La media giornaliera è crollata a 3-5 litri pro capite, denuncia Oxfam – contro i 15 litri minimi di emergenza raccomandati dall’ONU e i 247 consumati in media in Israele. Il resto è acqua salmastra, contaminata da liquami e sostanze chimiche filtrate tra le macerie. Poca acqua sporca. Tradotto: diarrea ed epatite in crescita del 150% negli ultimi tre mesi. Si muore in tanti modi diversi nella Striscia.

Le due condotte idriche gestite dal COGAT, l’agenzia militare israeliana per il coordinamento degli aiuti, “non funzionano più”, sostengono i responsabili palestinesi. Il sistema idrico e fognario è in gran parte distrutto: le pompe, quando esistono, dipendono da generatori senza carburante.
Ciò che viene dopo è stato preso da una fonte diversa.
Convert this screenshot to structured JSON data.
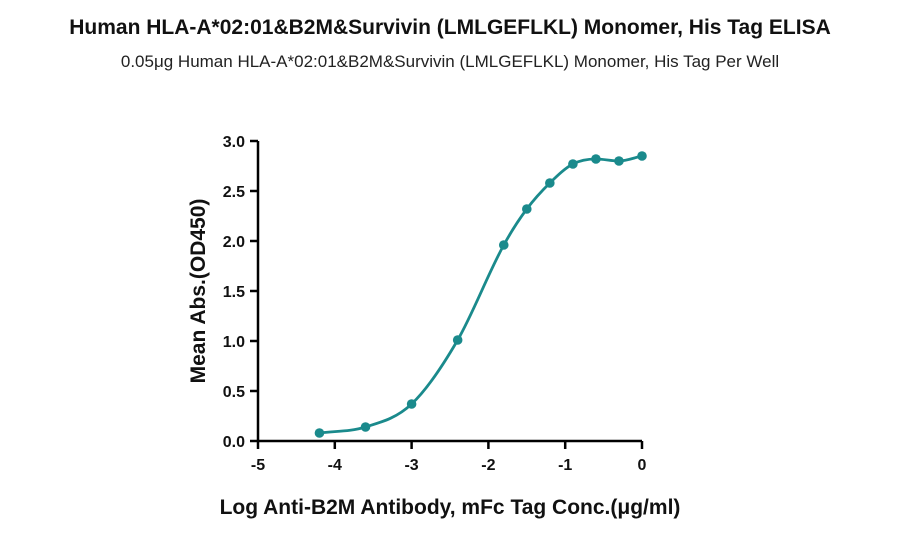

La cronaca quotidiana è fatta di bambini trasformati in facchini dell’acqua, code che degenerano in risse, famiglie costrette a lavarsi in mare.

Un nuovo acquedotto dagli Emirati, collegato a un impianto di desalinizzazione in Egitto, potrebbe servire 600mila persone nel sud di Gaza. Ma ci vorranno settimane. Troppo tardi per chi, come avverte l’UNICEF, è già al limite.